Thursday, February 7, 2013

Very Berry Baked Oatmeal

I'm one of those people that has to eat every 2-3 hours.  Literally, from the time I wake up until the time I go to bed, I have to eat every few hours.  I'm not talk about a snack here - I eat those too - but I need to eat something substantial every few hours or else I feel like I'm starving to death.  Yes, I know your body can interpret thirst and hunger, and yes, I do drink a ton of water every day, too.  I've always had a fast metabolism and now that I work out twice a day, it's gotten even quicker.  I usually just have cereal or a bagel/english muffin for breakfast, but I'm a real big fan of oatmeal.  As much as I like the instant stuff, sometimes it's just not good enough.  I have a bunch of Hungry Girl recipes for growing oatmeal, but the secret is that I also don't want to cook breakfast for an hour every morning before I get to eat (although those recipes ARE totally worth it!). 
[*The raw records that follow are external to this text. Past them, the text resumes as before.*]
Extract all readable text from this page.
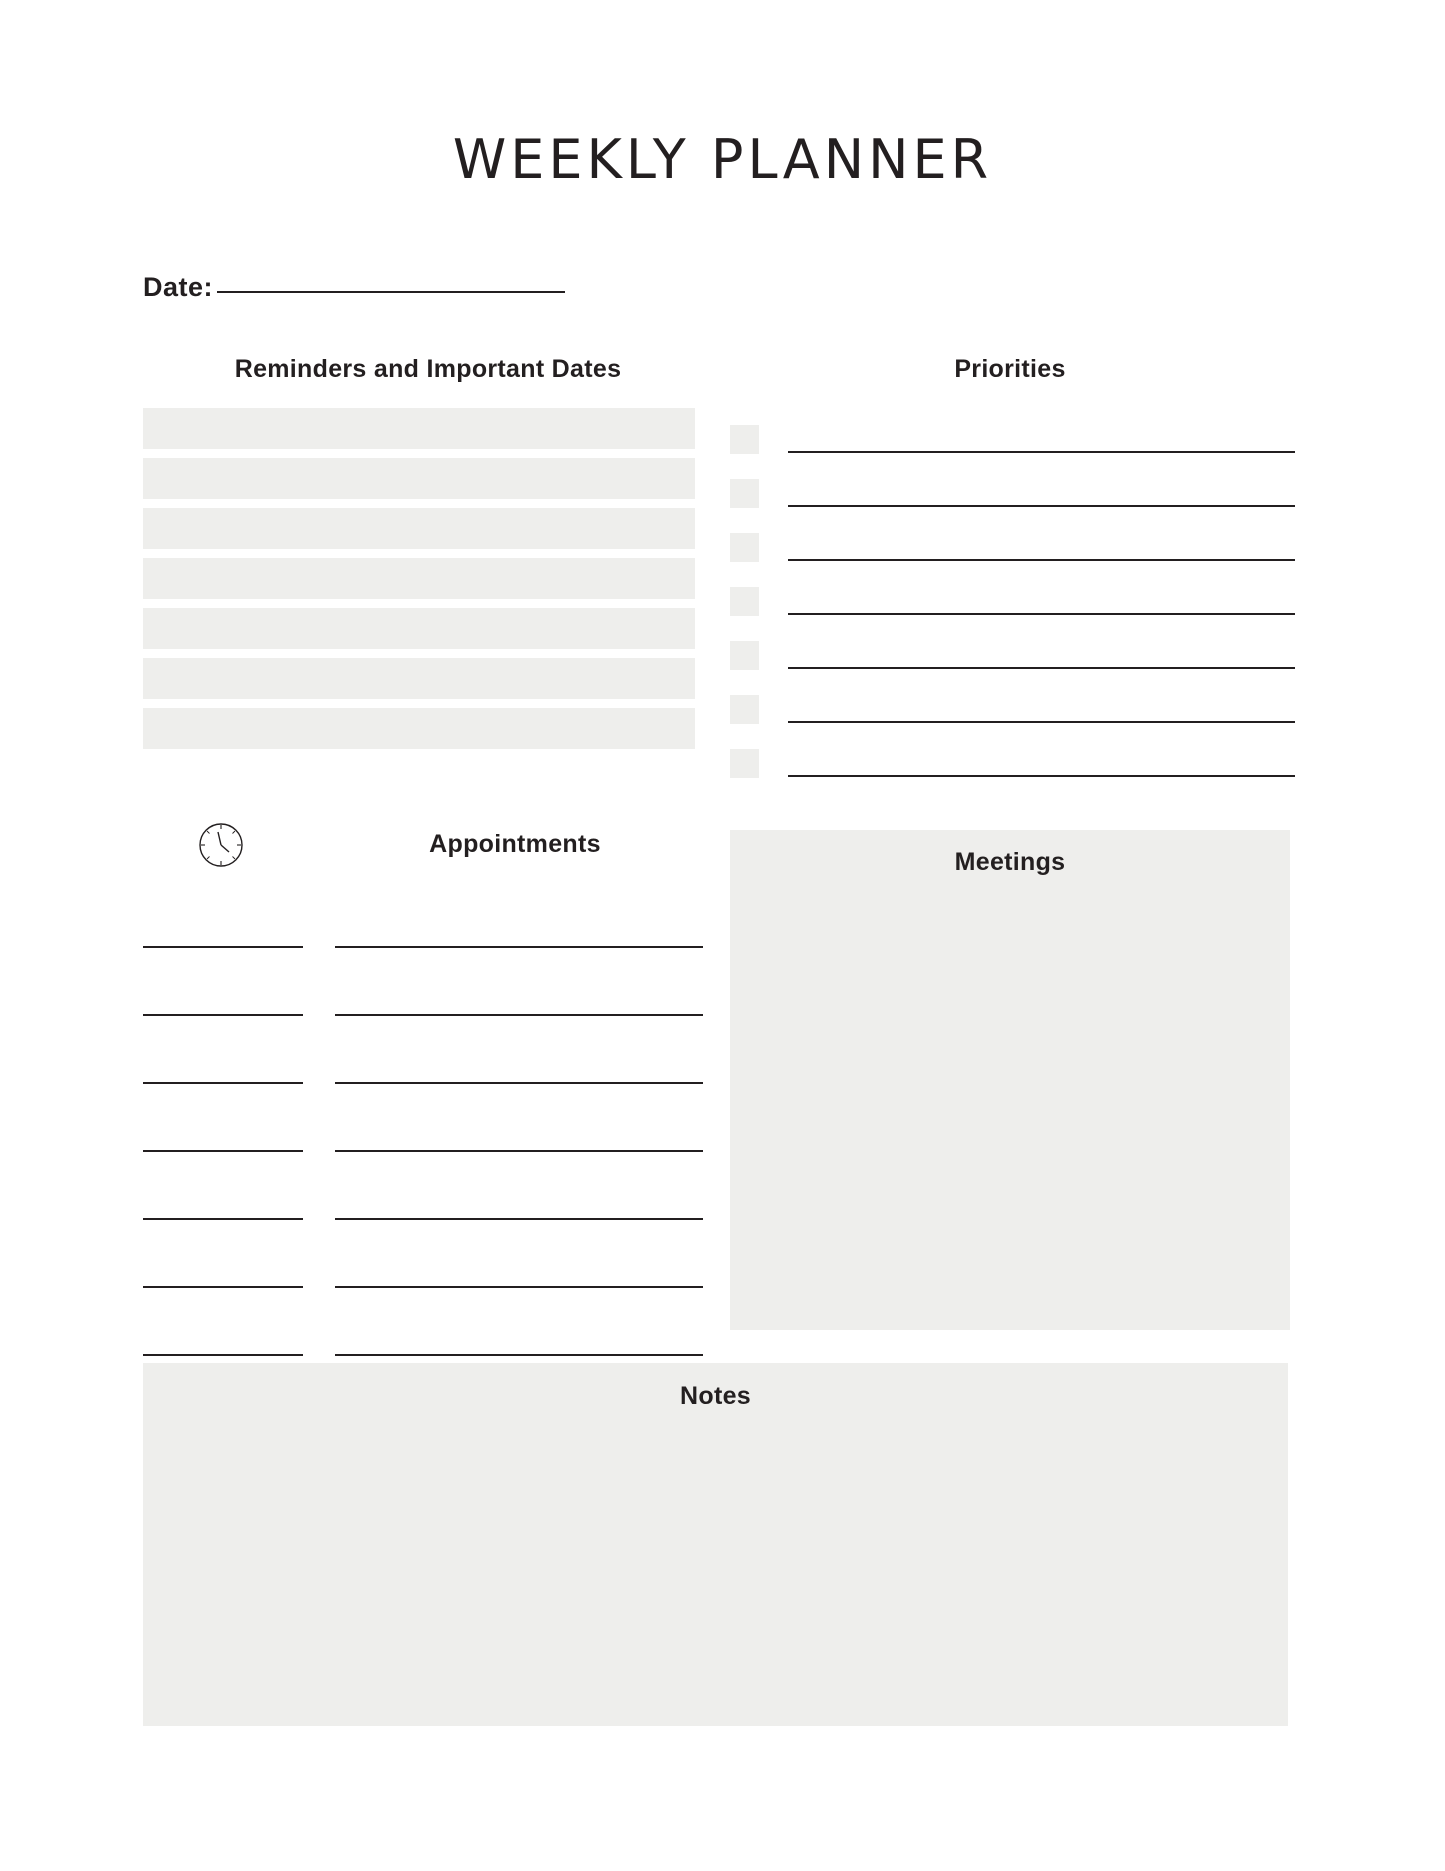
WEEKLY PLANNER
Date:
Reminders and Important Dates	Priorities
Appointments
Meetings
Notes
I saw some recipes on pinterest for baked oatmeal that you can eat right away or stick in the fridge and warm up in the microwave, and I thought it was a great idea.  It's homemade, so I know there's nothing too crappy in it, plus I can make it with all the things I like! I really love blueberry oatmeal, but always feel gypped when there's no real blueberries in them.  It's hard to get GOOD fresh berries here this time of year (thanks, New England), but the frozen ones are just as good and convenient.  What I liked most about this was that I could make it on a Saturday or Sunday, portion it out, stick it in the fridge and voila - breakfast for most of the week!

If you make the recipe the way I did, one caveat: add some sugar!  I clearly wasn't thinking about this when I made it, but all the berries make this a very tart breakfast! If you add it up front, you'll probably only want to add 1/4 cup; otherwise, a teaspoon or two per serving should be suffice.

Very Berry Baked Oatmeal
To print this recipe, click here

1 cup old fashioned oats
1/2 tsp. baking powder
3/4 tsp. cinnamon
1 cup milk (I used whole)
1 large egg, lightly beaten
2 Tbsp butter, melted and cooled
1 tsp. vanilla
1 bag (I'm pretty sure it's 16 oz - the small size) frozen fruit (I used mixed berries - blueberries, strawberries, raspberries, blackberries)

Preheat oven to 375°

Lightly grease an 8" square cake pan.  In a medium bowl, mix the oats, baking powder and cinnamon.  In a liquid measuring cup, combine the milk, egg, butter and vanilla.
Cover the bottom of the pan with the berries.  Sprinkle the dry oat mixture over the fruit.  Pour the liquid ingredients evenly over the oats.  Bake for 35 minutes, until the top is browned and the oats have set.  Let cool for about 10 minutes.  Stir in a small amount of milk and serve.  You can also portion out the cooked oatmeal into tupperware containers and store in the fridge for up to one week.

Have you made your own oatmeal?  What kind did you make? Tell me about it!